I’m standing in the lobby of a tattoo and piercing parlor on 2nd Avenue, my hair freshly blown-out and blonde from a four-hour salon appointment, my tawny blazer just grazing my thighs. A proper grown up lady. (No matter how hard you try, everyone ends up turning into some stylistic amalgamation of their mother, my exposed midriff be damned.) The telltale buzz of a working gun sings behind a closed door, where I imagine someone sits, trying desperately not to cry, lest they look as lame as I feel right now, a girl dressed up like Business Casual Fridays, wanting to get her septum pierced.
The girl behind the counter, who I delayed and dumbly notice has the piercing I want (“Oh! Ha! Ha! You have one, too! Duh.”) tells me you can turn it in right away. I sense that the fact that I’ve basically asked how quickly I can make it look as though I do not have a ring through my face is indication I should not really be getting one at all. But, in truth, I have work to consider: the occasional modeling job that falls in my lap that does not require my looking like some sort of rebel without a cause.
But I am a rebel! And I do have a cause!
My friends, however, do not feel similarly. My impulse to just get one right there and then is—for better or worse—thwarted by a two-hour wait, which gives me plenty of time to field the opinions of my buds, whose advice ranges from “This sounds like your first 30-lyf crisis! Don’t!” to “It’s not you” to (the totally practical) “You’ll have to change your wardrobe.” My outward appearance seems to have everyone thinking I am not a total badass worthy of a bullring. In fact, the only person who is totally in support of this septum thing is my best friend, a girl who knows what my interior looks like in spite of myself: a bloody mess wholly warranting as many piercings and tattoos as I see fit.
And so how do you reconcile the two? The outward put-togetherness and the inward chaos? And, why, really, do I need to wear that chaos on my sleeve, or, you know, on my face? I suppose this is indeed, as my friend put it, a “30-lyf crisis.” I have never been the person who expresses emotional turmoil via external signifiers. Everything, no matter how ugly the reality, has been enclosed by a rather pretty shell. That stereotypical teenage bedroom with the posters and junk and everything screaming “I AM A UNIQUE PERSON” was a luxury I was never afforded, given my mother’s lack of fondness for nails in the drywall and an affinity for only paint in “Navajo White.” From 1995 through 2002, any exploration of self using experimentation with clothing was thwarted by a Catholic school dress code amounting to khakis and polo shirts. Modeling only extended the problem: Hair should only be this color and that length, nails a neutral pink, underwear in nude over a “bikini ready” nether region.

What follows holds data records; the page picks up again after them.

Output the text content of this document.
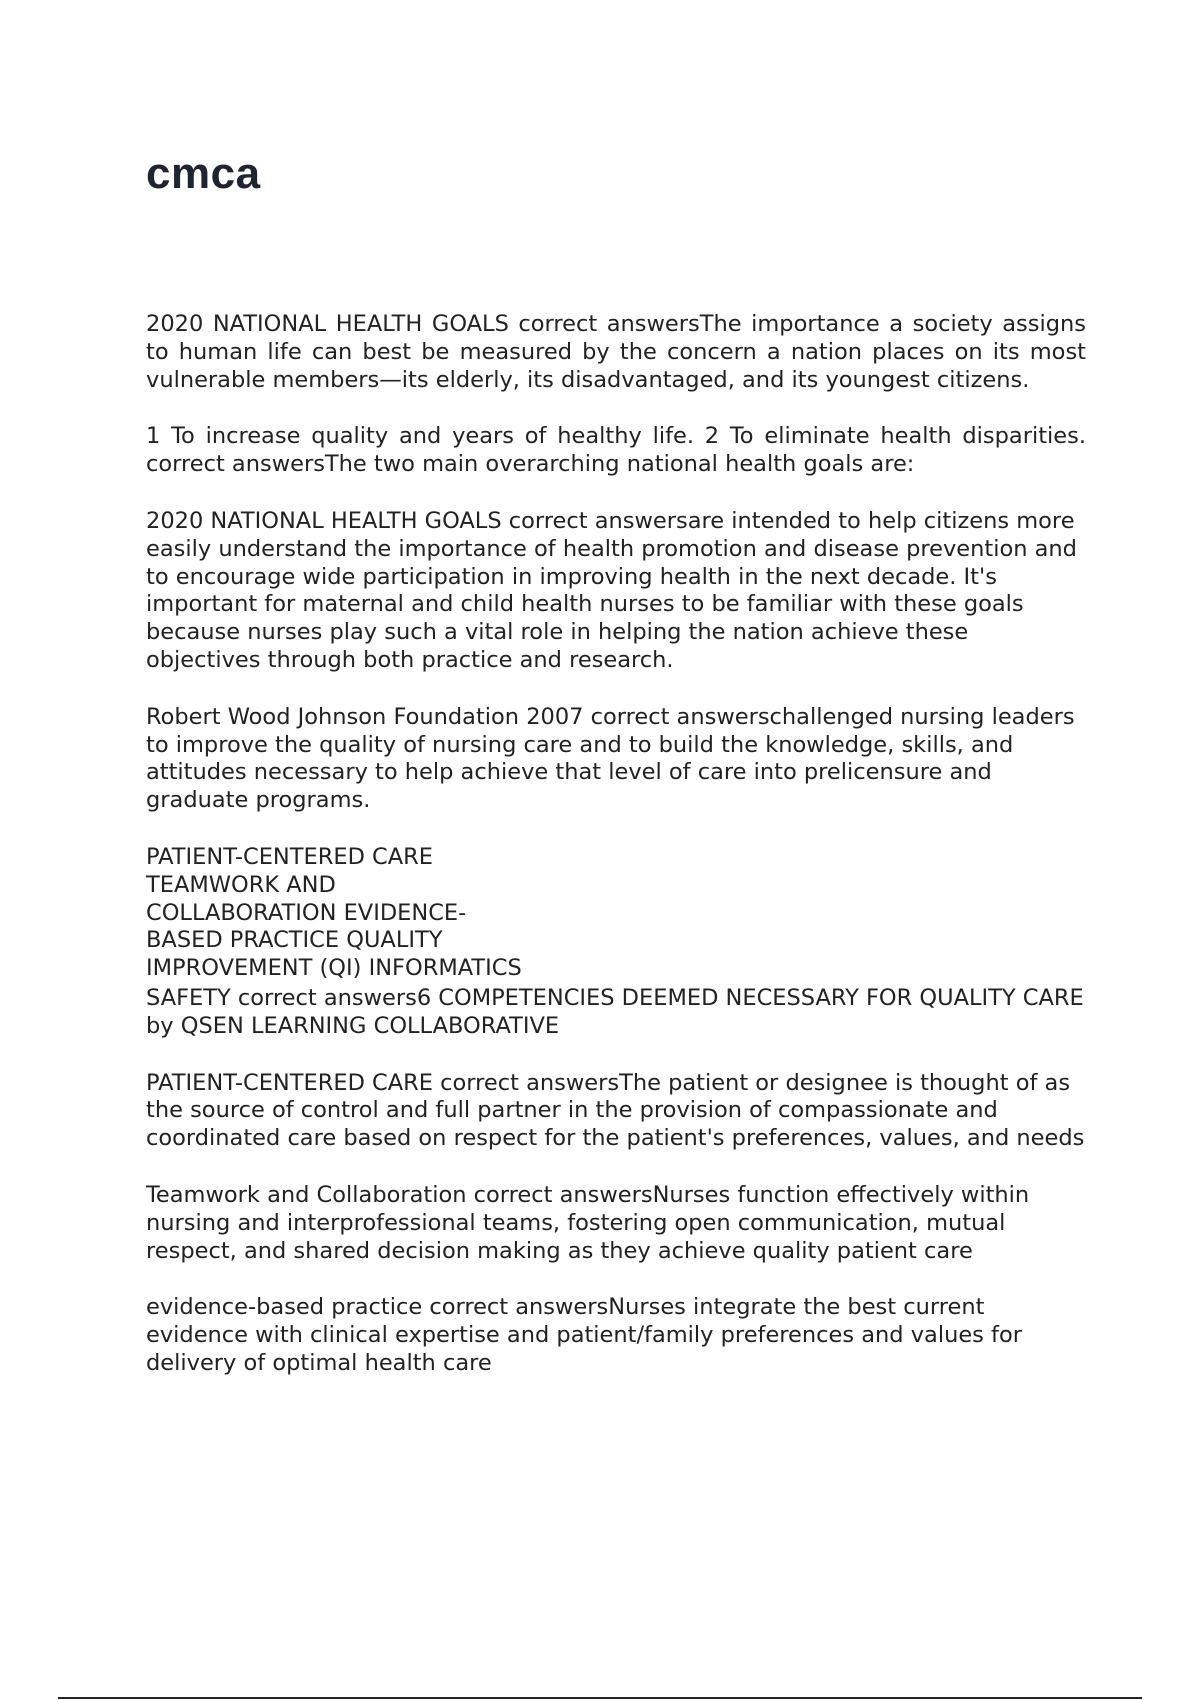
cmca

2020 NATIONAL HEALTH GOALS correct answersThe importance a society assigns to human life can best be measured by the concern a nation places on its most vulnerable members—its elderly, its disadvantaged, and its youngest citizens.

1 To increase quality and years of healthy life. 2 To eliminate health disparities. correct answersThe two main overarching national health goals are:

2020 NATIONAL HEALTH GOALS correct answersare intended to help citizens more easily understand the importance of health promotion and disease prevention and to encourage wide participation in improving health in the next decade. It's important for maternal and child health nurses to be familiar with these goals because nurses play such a vital role in helping the nation achieve these objectives through both practice and research.

Robert Wood Johnson Foundation 2007 correct answerschallenged nursing leaders to improve the quality of nursing care and to build the knowledge, skills, and attitudes necessary to help achieve that level of care into prelicensure and graduate programs.

PATIENT-CENTERED CARE
TEAMWORK AND
COLLABORATION EVIDENCE-
BASED PRACTICE QUALITY
IMPROVEMENT (QI) INFORMATICS
SAFETY correct answers6 COMPETENCIES DEEMED NECESSARY FOR QUALITY CARE by QSEN LEARNING COLLABORATIVE

PATIENT-CENTERED CARE correct answersThe patient or designee is thought of as the source of control and full partner in the provision of compassionate and coordinated care based on respect for the patient's preferences, values, and needs

Teamwork and Collaboration correct answersNurses function effectively within nursing and interprofessional teams, fostering open communication, mutual respect, and shared decision making as they achieve quality patient care

evidence-based practice correct answersNurses integrate the best current evidence with clinical expertise and patient/family preferences and values for delivery of optimal health care
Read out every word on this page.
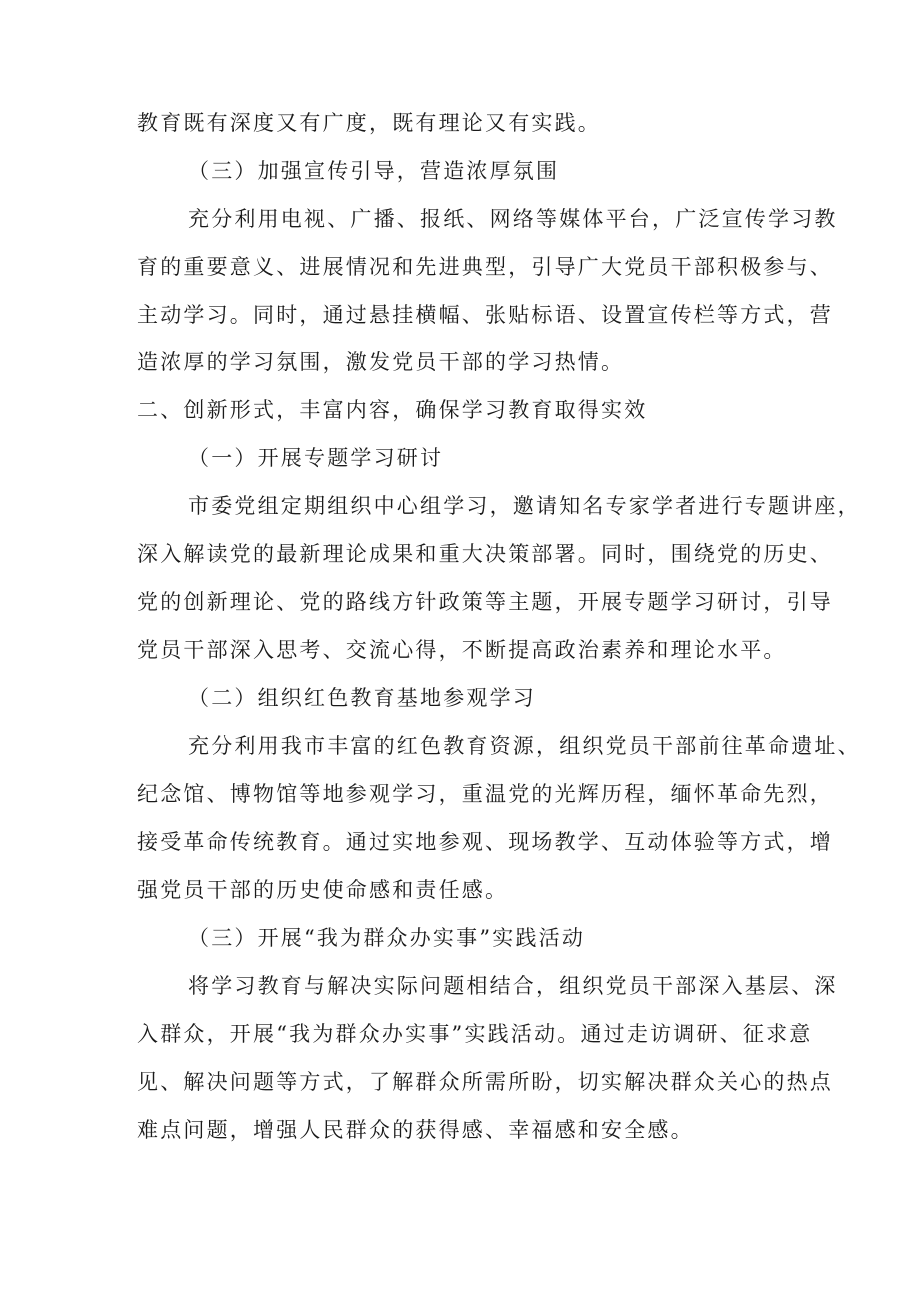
教育既有深度又有广度，既有理论又有实践。

（三）加强宣传引导，营造浓厚氛围

充分利用电视、广播、报纸、网络等媒体平台，广泛宣传学习教

育的重要意义、进展情况和先进典型，引导广大党员干部积极参与、

主动学习。同时，通过悬挂横幅、张贴标语、设置宣传栏等方式，营

造浓厚的学习氛围，激发党员干部的学习热情。

二、创新形式，丰富内容，确保学习教育取得实效

（一）开展专题学习研讨

市委党组定期组织中心组学习，邀请知名专家学者进行专题讲座，

深入解读党的最新理论成果和重大决策部署。同时，围绕党的历史、

党的创新理论、党的路线方针政策等主题，开展专题学习研讨，引导

党员干部深入思考、交流心得，不断提高政治素养和理论水平。

（二）组织红色教育基地参观学习

充分利用我市丰富的红色教育资源，组织党员干部前往革命遗址、

纪念馆、博物馆等地参观学习，重温党的光辉历程，缅怀革命先烈，

接受革命传统教育。通过实地参观、现场教学、互动体验等方式，增

强党员干部的历史使命感和责任感。

（三）开展“我为群众办实事”实践活动

将学习教育与解决实际问题相结合，组织党员干部深入基层、深

入群众，开展“我为群众办实事”实践活动。通过走访调研、征求意

见、解决问题等方式，了解群众所需所盼，切实解决群众关心的热点

难点问题，增强人民群众的获得感、幸福感和安全感。
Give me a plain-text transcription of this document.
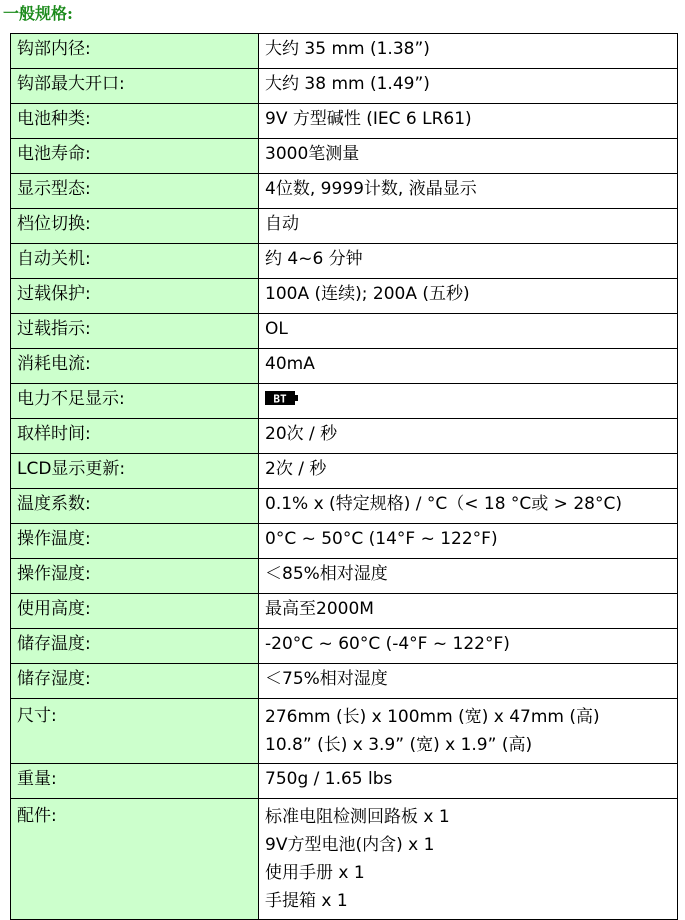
一般规格:
钩部内径:	大约 35 mm (1.38”)
钩部最大开口:	大约 38 mm (1.49”)
电池种类:	9V 方型碱性 (IEC 6 LR61)
电池寿命:	3000笔测量
显示型态:	4位数, 9999计数, 液晶显示
档位切换:	自动
自动关机:	约 4~6 分钟
过载保护:	100A (连续); 200A (五秒)
过载指示:	OL
消耗电流:	40mA
电力不足显示:	BT

取样时间:	20次 / 秒
LCD显示更新:	2次 / 秒
温度系数:	0.1% x (特定规格) / °C（< 18 °C或 > 28°C)
操作温度:	0°C ~ 50°C (14°F ~ 122°F)
操作湿度:	＜85%相对湿度
使用高度:	最高至2000M
储存温度:	-20°C ~ 60°C (-4°F ~ 122°F)
储存湿度:	＜75%相对湿度
尺寸:	276mm (长) x 100mm (宽) x 47mm (高)
10.8” (长) x 3.9” (宽) x 1.9” (高)

重量:	750g / 1.65 lbs
配件:	标准电阻检测回路板 x 1
9V方型电池(内含) x 1
使用手册 x 1
手提箱 x 1
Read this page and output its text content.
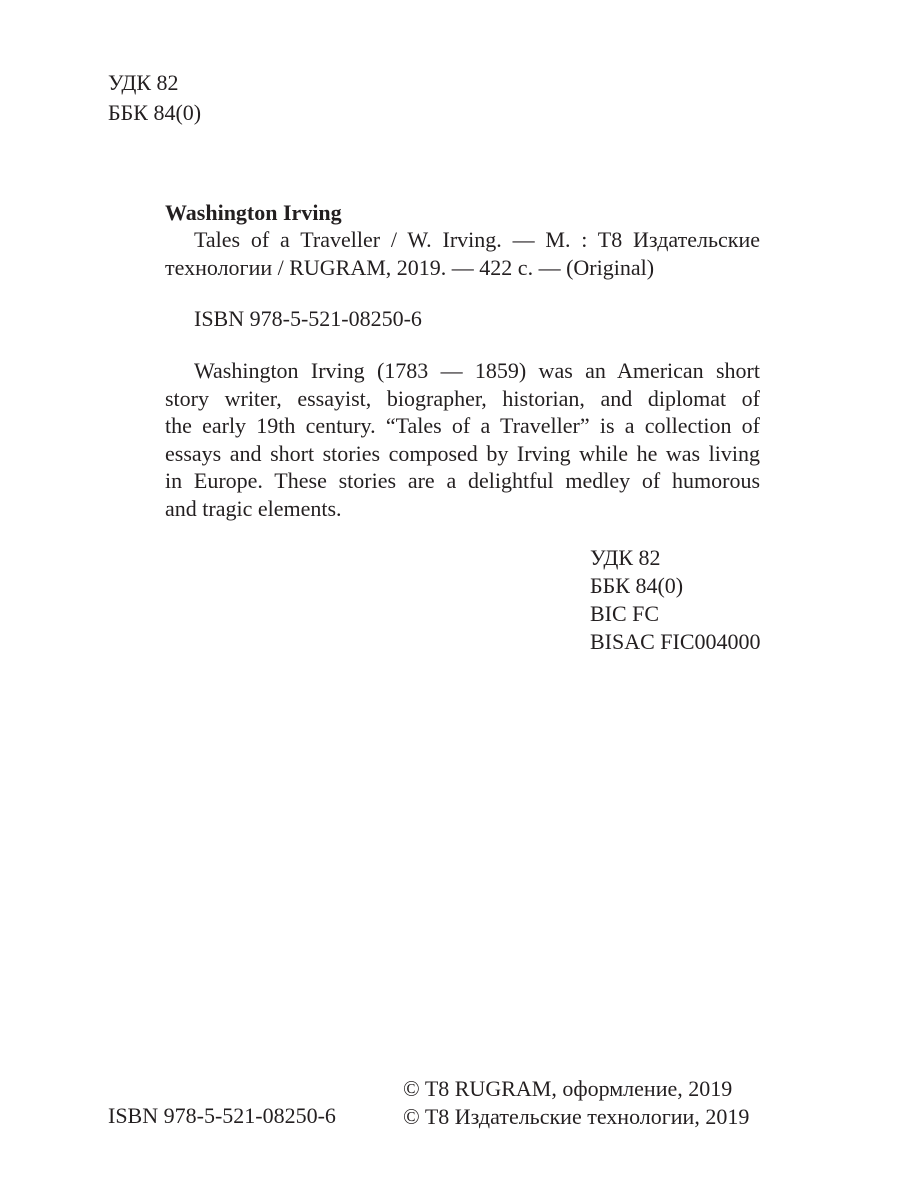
УДК 82
ББК 84(0)
Washington Irving
Tales of a Traveller / W. Irving. — M. : T8 Издательские
технологии / RUGRAM, 2019. — 422 с. — (Original)
ISBN 978-5-521-08250-6
Washington Irving (1783 — 1859) was an American short
story writer, essayist, biographer, historian, and diplomat of
the early 19th century. “Tales of a Traveller” is a collection of
essays and short stories composed by Irving while he was living
in Europe. These stories are a delightful medley of humorous
and tragic elements.
УДК 82
ББК 84(0)
BIC FC
BISAC FIC004000
ISBN 978-5-521-08250-6
© T8 RUGRAM, оформление, 2019
© T8 Издательские технологии, 2019
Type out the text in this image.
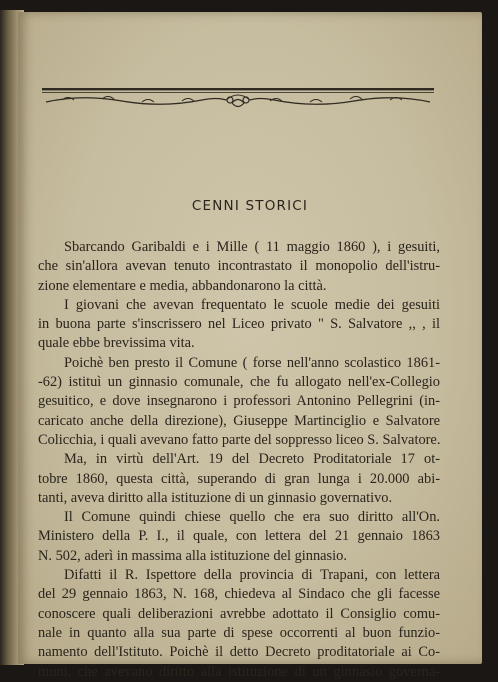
CENNI STORICI
Sbarcando Garibaldi e i Mille ( 11 maggio 1860 ), i gesuiti,
che sin'allora avevan tenuto incontrastato il monopolio dell'istru-
zione elementare e media, abbandonarono la città.
I giovani che avevan frequentato le scuole medie dei gesuiti
in buona parte s'inscrissero nel Liceo privato " S. Salvatore ,, , il
quale ebbe brevissima vita.
Poichè ben presto il Comune ( forse nell'anno scolastico 1861-
-62) istituì un ginnasio comunale, che fu allogato nell'ex-Collegio
gesuitico, e dove insegnarono i professori Antonino Pellegrini (in-
caricato anche della direzione), Giuseppe Martinciglio e Salvatore
Colicchia, i quali avevano fatto parte del soppresso liceo S. Salvatore.
Ma, in virtù dell'Art. 19 del Decreto Proditatoriale 17 ot-
tobre 1860, questa città, superando di gran lunga i 20.000 abi-
tanti, aveva diritto alla istituzione di un ginnasio governativo.
Il Comune quindi chiese quello che era suo diritto all'On.
Ministero della P. I., il quale, con lettera del 21 gennaio 1863
N. 502, aderì in massima alla istituzione del ginnasio.
Difatti il R. Ispettore della provincia di Trapani, con lettera
del 29 gennaio 1863, N. 168, chiedeva al Sindaco che gli facesse
conoscere quali deliberazioni avrebbe adottato il Consiglio comu-
nale in quanto alla sua parte di spese occorrenti al buon funzio-
namento dell'Istituto. Poichè il detto Decreto proditatoriale ai Co-
muni, che avevano diritto alla istituzione di un ginnasio governa-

Groomed, perfect, a doll for someone else to play with, a blank slate on which to paint.
Like a kid who goes to college having never had a sip of alcohol, there are some things I just never got out of my system. And so now, here I am, 30, trying my hand at being “rebellious.” I tell the woman I’ll call and make an appointment for the following day, and, to my surprise I do, despite my friend’s tight opinions of me. But later that night I blow my nose and relish in the ease I am about to rob myself of, and cancel the appointment.
Not that I’m lame or anything; it’s just that my inner punk is hygienic.